Al-Jazeera English is showing live broadcasts from the Egyptian capital, where law and order appear to be breaking down.
Protestors have been ordered home under a 6 PM curfew. Al-Jazeera English is reporting that many people are trying to force themselves onto public transport to get home, while others are continuing the protests which are the most forceful in 30 years.
The headquarters of the NDP, President Hosni Mubarak's party, is on fire. The building is located near critical government facilities like the Interior Ministry and the Foreign Ministry, according to what Al-Jazeera English is reporting.
Protestors on the video appear to be trying to shove armored police vehicles into the Nile River, while video footage shows at least one police vehicle on fire.
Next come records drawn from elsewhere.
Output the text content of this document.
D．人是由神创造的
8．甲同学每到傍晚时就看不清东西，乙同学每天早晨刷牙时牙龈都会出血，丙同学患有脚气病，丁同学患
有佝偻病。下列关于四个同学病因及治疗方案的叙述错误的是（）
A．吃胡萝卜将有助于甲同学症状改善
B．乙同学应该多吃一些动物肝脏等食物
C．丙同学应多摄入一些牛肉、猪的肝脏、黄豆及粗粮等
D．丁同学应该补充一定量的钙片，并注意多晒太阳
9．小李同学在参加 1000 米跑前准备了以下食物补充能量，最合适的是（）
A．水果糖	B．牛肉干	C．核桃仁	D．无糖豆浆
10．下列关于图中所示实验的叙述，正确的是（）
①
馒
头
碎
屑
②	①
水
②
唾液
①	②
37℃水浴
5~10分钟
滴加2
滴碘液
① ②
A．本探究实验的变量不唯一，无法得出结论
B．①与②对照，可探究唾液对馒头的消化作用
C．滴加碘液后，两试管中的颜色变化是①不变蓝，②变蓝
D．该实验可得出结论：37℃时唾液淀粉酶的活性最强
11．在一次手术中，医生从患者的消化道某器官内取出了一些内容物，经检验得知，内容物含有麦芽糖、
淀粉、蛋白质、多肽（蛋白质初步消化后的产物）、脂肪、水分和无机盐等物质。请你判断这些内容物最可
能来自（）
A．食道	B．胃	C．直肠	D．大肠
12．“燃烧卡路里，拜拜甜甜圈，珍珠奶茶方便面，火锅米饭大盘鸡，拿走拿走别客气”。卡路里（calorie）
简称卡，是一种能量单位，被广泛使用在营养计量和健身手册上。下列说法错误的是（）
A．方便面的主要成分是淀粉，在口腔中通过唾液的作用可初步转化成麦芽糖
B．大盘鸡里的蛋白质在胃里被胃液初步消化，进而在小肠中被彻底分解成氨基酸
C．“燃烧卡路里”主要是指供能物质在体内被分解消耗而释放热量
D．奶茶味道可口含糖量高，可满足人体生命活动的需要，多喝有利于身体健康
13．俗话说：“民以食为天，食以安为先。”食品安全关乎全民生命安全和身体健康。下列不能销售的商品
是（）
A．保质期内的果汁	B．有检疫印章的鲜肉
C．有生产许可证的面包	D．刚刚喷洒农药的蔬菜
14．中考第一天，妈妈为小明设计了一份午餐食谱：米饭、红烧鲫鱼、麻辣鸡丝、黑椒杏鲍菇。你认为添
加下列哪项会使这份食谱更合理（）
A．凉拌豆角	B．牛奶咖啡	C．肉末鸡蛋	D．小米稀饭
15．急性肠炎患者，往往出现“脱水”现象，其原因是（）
Explosions and gunfire can be heard in Cairo as the army has been called in to reinforce the curfew. An unconfirmed report from Al-Arabiya says that at least some police are taking off their uniforms and joining the protests, and there are early reports that a police station in Alexandria is on fire.
The Muslim Brotherhood announced yesterday that it would join the protests, but at this time it is difficult to see who is participating or directing the rioting. Egypt has arrested many leaders of the MB, the nation's largest opposition group.
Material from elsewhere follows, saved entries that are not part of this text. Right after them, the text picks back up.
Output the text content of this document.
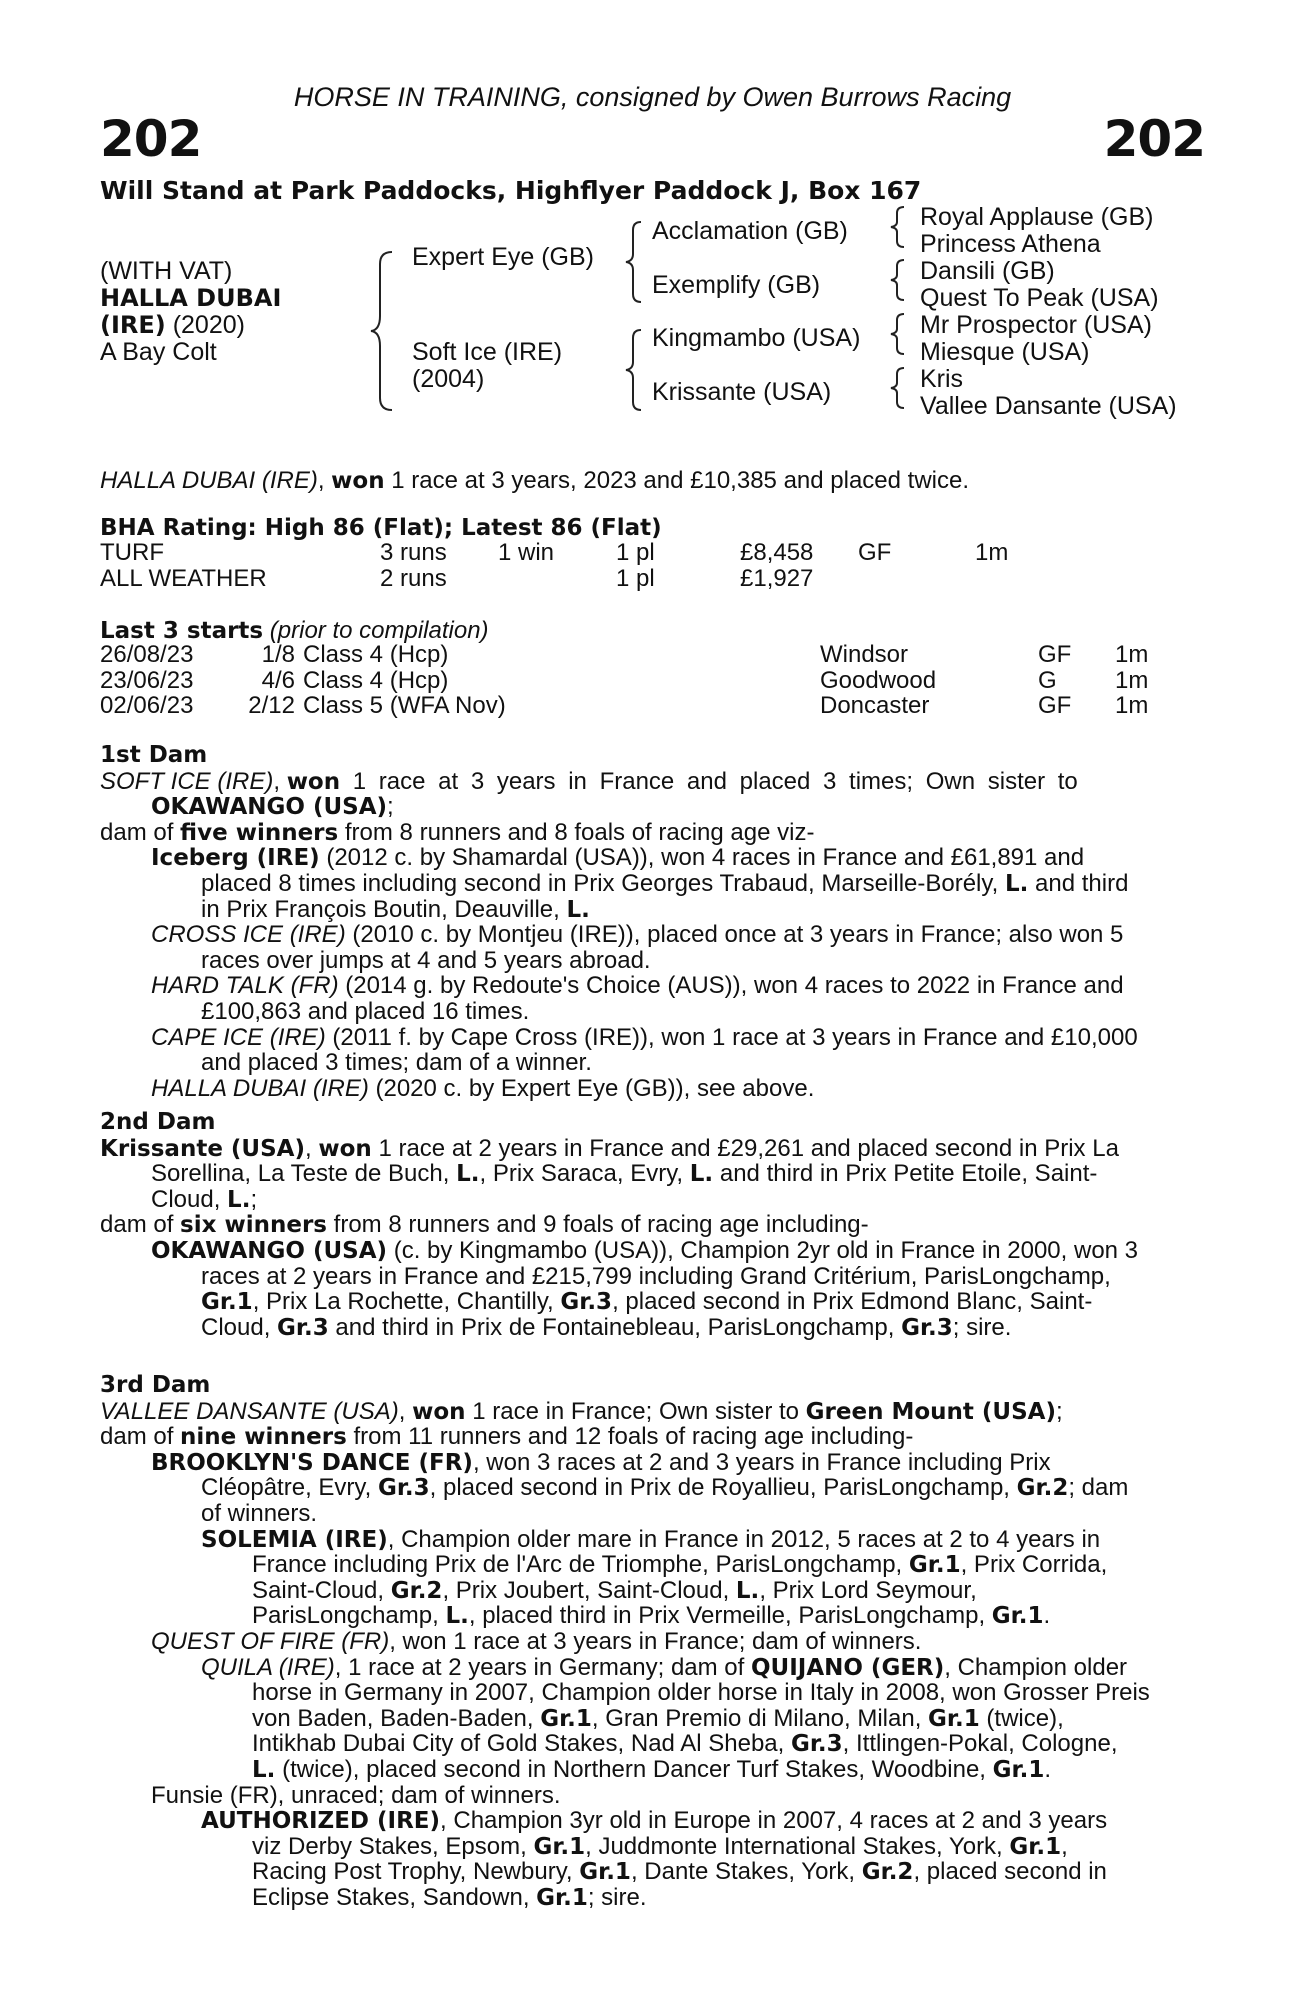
HORSE IN TRAINING, consigned by Owen Burrows Racing
202	202
Will Stand at Park Paddocks, Highflyer Paddock J, Box 167
(WITH VAT)
HALLA DUBAI
(IRE) (2020)
A Bay Colt
Expert Eye (GB)
Soft Ice (IRE)
(2004)
Acclamation (GB)
Exemplify (GB)
Kingmambo (USA)
Krissante (USA)
Royal Applause (GB)
Princess Athena
Dansili (GB)
Quest To Peak (USA)
Mr Prospector (USA)
Miesque (USA)
Kris
Vallee Dansante (USA)
HALLA DUBAI (IRE), won 1 race at 3 years, 2023 and £10,385 and placed twice.
BHA Rating: High 86 (Flat); Latest 86 (Flat)
TURF	3 runs 1 win	1 pl	£8,458 GF	1m
ALL WEATHER	2 runs	1 pl	£1,927
Last 3 starts (prior to compilation)
26/08/23	1/8 Class 4 (Hcp)	Windsor	GF 1m
23/06/23	4/6 Class 4 (Hcp)	Goodwood	G 1m
02/06/23	2/12 Class 5 (WFA Nov)	Doncaster	GF 1m
1st Dam
SOFT ICE (IRE), won 1 race at 3 years in France and placed 3 times; Own sister to
OKAWANGO (USA);
dam of five winners from 8 runners and 8 foals of racing age viz-
Iceberg (IRE) (2012 c. by Shamardal (USA)), won 4 races in France and £61,891 and
placed 8 times including second in Prix Georges Trabaud, Marseille-Borély, L. and third
in Prix François Boutin, Deauville, L.
CROSS ICE (IRE) (2010 c. by Montjeu (IRE)), placed once at 3 years in France; also won 5
races over jumps at 4 and 5 years abroad.
HARD TALK (FR) (2014 g. by Redoute's Choice (AUS)), won 4 races to 2022 in France and
£100,863 and placed 16 times.
CAPE ICE (IRE) (2011 f. by Cape Cross (IRE)), won 1 race at 3 years in France and £10,000
and placed 3 times; dam of a winner.
HALLA DUBAI (IRE) (2020 c. by Expert Eye (GB)), see above.
2nd Dam
Krissante (USA), won 1 race at 2 years in France and £29,261 and placed second in Prix La
Sorellina, La Teste de Buch, L., Prix Saraca, Evry, L. and third in Prix Petite Etoile, Saint-
Cloud, L.;
dam of six winners from 8 runners and 9 foals of racing age including-
OKAWANGO (USA) (c. by Kingmambo (USA)), Champion 2yr old in France in 2000, won 3
races at 2 years in France and £215,799 including Grand Critérium, ParisLongchamp,
Gr.1, Prix La Rochette, Chantilly, Gr.3, placed second in Prix Edmond Blanc, Saint-
Cloud, Gr.3 and third in Prix de Fontainebleau, ParisLongchamp, Gr.3; sire.
3rd Dam
VALLEE DANSANTE (USA), won 1 race in France; Own sister to Green Mount (USA);
dam of nine winners from 11 runners and 12 foals of racing age including-
BROOKLYN'S DANCE (FR), won 3 races at 2 and 3 years in France including Prix
Cléopâtre, Evry, Gr.3, placed second in Prix de Royallieu, ParisLongchamp, Gr.2; dam
of winners.
SOLEMIA (IRE), Champion older mare in France in 2012, 5 races at 2 to 4 years in
France including Prix de l'Arc de Triomphe, ParisLongchamp, Gr.1, Prix Corrida,
Saint-Cloud, Gr.2, Prix Joubert, Saint-Cloud, L., Prix Lord Seymour,
ParisLongchamp, L., placed third in Prix Vermeille, ParisLongchamp, Gr.1.
QUEST OF FIRE (FR), won 1 race at 3 years in France; dam of winners.
QUILA (IRE), 1 race at 2 years in Germany; dam of QUIJANO (GER), Champion older
horse in Germany in 2007, Champion older horse in Italy in 2008, won Grosser Preis
von Baden, Baden-Baden, Gr.1, Gran Premio di Milano, Milan, Gr.1 (twice),
Intikhab Dubai City of Gold Stakes, Nad Al Sheba, Gr.3, Ittlingen-Pokal, Cologne,
L. (twice), placed second in Northern Dancer Turf Stakes, Woodbine, Gr.1.
Funsie (FR), unraced; dam of winners.
AUTHORIZED (IRE), Champion 3yr old in Europe in 2007, 4 races at 2 and 3 years
viz Derby Stakes, Epsom, Gr.1, Juddmonte International Stakes, York, Gr.1,
Racing Post Trophy, Newbury, Gr.1, Dante Stakes, York, Gr.2, placed second in
Eclipse Stakes, Sandown, Gr.1; sire.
PJ Crowley, U.S. Assistant Secretary of State for Public Affairs, has posted a Twitter message stating "Reform is vital to #Egypt's long-term well-being. The Egyptian government should view its people as a partner and not as a threat."
The White House has also taken to the micro-blogging site to comment on the developing situation. "Very concerned about violence in Egypt - government must respect the rights of the Egyptian people & turn on social networking and internet," said White House Spokesman Robert Gibbs.